Is spending US$12 billion to increase sales by 3.2% a good business strategy?

According to its website, Nestle is “the leading Nutrition, Health and Wellness Company”.

It also says, “We enhance lives with science-based nutrition and health solutions for all stages of life, helping consumers care for themselves and their families.”

Personally, I like their chocolates (I have a soft spot for dark chocolate KitKats), condensed milk and milk substitutes while our pets like their range of cat and dog foods.

I’m not sure how Carnation and Coffee Mate, or for that matter chocolates enhance my life but let’s not go there. But perhaps they should add ‘and their pets’ to the above claim.

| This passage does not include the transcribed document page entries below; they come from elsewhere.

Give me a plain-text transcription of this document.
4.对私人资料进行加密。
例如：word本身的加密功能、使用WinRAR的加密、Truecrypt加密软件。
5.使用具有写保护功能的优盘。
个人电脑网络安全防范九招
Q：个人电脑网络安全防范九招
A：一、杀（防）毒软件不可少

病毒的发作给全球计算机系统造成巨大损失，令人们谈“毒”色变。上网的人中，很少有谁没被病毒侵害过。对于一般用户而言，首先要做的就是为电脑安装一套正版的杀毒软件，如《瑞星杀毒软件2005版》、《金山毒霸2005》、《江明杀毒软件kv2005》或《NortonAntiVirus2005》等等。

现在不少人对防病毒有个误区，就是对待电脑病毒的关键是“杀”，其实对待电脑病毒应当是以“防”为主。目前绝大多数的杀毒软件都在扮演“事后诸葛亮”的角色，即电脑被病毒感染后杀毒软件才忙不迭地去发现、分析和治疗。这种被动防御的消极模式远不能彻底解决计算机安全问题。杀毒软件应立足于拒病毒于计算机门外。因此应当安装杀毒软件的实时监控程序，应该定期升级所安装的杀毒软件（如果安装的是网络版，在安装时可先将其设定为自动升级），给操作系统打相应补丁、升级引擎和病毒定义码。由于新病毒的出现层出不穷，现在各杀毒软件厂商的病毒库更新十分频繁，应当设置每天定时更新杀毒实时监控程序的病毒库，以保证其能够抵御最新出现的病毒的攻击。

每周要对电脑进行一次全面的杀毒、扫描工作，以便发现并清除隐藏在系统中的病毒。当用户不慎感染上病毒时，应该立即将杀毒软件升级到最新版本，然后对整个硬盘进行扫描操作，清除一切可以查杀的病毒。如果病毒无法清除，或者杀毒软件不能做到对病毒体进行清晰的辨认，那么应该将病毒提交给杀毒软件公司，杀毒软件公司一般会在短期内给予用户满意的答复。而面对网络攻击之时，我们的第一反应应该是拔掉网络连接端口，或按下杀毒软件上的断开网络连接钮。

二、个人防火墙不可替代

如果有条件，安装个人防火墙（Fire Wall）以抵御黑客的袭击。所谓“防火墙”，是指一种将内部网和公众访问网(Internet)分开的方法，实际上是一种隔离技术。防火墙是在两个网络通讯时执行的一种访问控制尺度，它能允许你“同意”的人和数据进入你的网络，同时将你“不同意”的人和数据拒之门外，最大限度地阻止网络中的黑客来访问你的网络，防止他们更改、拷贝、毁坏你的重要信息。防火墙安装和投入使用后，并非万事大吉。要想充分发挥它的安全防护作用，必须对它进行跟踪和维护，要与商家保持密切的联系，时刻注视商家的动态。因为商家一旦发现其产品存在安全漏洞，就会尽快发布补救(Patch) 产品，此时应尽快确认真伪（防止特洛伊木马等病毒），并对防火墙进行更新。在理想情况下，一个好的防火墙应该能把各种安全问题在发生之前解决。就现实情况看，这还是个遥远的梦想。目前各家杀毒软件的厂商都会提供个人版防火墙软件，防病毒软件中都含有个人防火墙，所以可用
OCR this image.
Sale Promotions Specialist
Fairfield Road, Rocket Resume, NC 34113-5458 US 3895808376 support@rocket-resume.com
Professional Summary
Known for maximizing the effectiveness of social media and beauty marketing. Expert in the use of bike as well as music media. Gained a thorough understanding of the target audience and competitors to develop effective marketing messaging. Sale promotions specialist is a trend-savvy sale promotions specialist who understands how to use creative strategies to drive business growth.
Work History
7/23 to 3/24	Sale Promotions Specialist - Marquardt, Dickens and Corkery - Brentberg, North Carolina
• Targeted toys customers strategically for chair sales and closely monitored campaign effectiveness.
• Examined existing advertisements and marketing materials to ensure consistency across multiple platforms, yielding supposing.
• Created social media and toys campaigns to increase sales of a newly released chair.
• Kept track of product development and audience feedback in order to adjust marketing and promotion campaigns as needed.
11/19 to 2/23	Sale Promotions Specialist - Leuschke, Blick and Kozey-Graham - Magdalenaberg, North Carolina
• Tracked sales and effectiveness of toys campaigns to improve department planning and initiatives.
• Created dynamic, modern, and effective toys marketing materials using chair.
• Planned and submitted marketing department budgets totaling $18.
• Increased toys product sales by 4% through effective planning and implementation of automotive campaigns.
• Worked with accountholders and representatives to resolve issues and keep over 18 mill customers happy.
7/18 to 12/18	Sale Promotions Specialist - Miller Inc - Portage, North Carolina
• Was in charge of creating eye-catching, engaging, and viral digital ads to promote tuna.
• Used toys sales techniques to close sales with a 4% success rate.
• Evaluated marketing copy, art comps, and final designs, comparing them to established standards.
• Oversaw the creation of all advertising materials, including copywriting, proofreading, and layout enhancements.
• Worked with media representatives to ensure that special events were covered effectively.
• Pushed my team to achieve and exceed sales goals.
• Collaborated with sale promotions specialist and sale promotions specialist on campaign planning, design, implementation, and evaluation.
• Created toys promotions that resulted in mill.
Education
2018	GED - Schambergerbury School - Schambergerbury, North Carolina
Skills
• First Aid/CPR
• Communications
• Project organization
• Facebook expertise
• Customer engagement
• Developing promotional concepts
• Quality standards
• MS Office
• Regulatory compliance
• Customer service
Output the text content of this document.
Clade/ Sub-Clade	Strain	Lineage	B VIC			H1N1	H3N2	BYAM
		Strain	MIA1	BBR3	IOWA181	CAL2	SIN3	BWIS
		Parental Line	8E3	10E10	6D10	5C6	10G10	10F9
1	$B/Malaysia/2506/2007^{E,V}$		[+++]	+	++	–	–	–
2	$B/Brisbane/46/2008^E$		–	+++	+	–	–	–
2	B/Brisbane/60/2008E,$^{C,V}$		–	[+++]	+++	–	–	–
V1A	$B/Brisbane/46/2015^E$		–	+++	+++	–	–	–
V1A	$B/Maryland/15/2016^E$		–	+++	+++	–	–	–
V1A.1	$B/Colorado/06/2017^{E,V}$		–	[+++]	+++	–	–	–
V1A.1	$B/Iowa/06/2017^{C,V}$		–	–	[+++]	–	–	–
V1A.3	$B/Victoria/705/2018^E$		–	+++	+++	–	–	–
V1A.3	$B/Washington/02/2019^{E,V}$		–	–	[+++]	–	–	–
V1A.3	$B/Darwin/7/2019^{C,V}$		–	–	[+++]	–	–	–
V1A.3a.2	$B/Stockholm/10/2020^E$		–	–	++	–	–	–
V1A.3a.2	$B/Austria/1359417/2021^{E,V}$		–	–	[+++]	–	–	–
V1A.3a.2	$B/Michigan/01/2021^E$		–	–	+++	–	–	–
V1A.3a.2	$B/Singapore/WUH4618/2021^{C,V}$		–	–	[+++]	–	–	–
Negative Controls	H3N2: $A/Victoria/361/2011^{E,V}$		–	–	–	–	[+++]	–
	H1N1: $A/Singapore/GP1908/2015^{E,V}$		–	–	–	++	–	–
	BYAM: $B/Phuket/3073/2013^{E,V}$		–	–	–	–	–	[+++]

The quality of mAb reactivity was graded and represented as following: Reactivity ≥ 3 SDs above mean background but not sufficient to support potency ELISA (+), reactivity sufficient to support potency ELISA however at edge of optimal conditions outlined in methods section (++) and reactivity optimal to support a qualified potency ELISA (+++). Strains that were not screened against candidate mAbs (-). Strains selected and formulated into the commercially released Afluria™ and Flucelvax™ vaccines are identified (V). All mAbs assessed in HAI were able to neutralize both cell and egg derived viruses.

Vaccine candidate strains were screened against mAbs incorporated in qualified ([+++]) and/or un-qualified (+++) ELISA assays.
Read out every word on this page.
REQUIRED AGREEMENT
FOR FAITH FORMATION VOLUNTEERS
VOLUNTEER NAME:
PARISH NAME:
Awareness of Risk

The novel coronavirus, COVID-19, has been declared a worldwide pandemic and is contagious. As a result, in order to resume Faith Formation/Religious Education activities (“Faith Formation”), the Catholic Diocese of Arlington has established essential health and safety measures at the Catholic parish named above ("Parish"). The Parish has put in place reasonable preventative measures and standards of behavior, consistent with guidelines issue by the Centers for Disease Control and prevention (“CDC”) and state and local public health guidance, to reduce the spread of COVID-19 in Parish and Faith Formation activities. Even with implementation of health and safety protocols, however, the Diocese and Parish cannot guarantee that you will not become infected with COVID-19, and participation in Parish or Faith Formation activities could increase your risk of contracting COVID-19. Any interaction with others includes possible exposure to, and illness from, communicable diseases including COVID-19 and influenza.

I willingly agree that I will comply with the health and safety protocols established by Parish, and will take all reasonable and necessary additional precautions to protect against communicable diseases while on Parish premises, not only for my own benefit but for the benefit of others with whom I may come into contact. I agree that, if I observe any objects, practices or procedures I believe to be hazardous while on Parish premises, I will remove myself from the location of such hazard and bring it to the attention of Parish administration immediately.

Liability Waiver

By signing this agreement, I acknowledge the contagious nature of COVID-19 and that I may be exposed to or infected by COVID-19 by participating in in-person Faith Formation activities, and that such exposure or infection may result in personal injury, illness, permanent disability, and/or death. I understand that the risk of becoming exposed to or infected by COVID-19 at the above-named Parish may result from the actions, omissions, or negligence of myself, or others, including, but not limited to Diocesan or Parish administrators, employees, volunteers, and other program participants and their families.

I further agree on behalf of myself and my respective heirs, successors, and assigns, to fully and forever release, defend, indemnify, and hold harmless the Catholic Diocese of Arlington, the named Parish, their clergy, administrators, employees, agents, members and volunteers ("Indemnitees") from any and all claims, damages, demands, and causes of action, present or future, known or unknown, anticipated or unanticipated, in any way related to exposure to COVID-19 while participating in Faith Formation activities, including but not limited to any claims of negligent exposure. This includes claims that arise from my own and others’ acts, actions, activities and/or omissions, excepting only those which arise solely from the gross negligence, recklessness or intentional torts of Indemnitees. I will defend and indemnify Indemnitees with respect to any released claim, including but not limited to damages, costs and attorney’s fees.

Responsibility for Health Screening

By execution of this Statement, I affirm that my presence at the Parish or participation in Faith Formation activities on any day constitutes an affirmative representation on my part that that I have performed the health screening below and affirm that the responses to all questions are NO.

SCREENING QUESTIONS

Anyway, the Swiss icon, which is now the world’s largest packaged food group, reported sales of US$89.3 billion in 2016, up 3.2% on an organic basis. Well below the 4.2% growth in 2015 and is the fourth time Nestle has missed its “Nestle Model,” that aims for 5 – 6% growth per annum.

What’s interesting is that in the years 2011 – 2014, Nestle spent a cumulative US$12 billion on advertising. Not marketing, PR, promotions or anything else, just US$3 billion a year on advertising.

That’s a huge chunk of cash. And it’s like they need to spend that amount just to stand still because growth of 3.2% is not much better than standing still. Surely there’s a better way?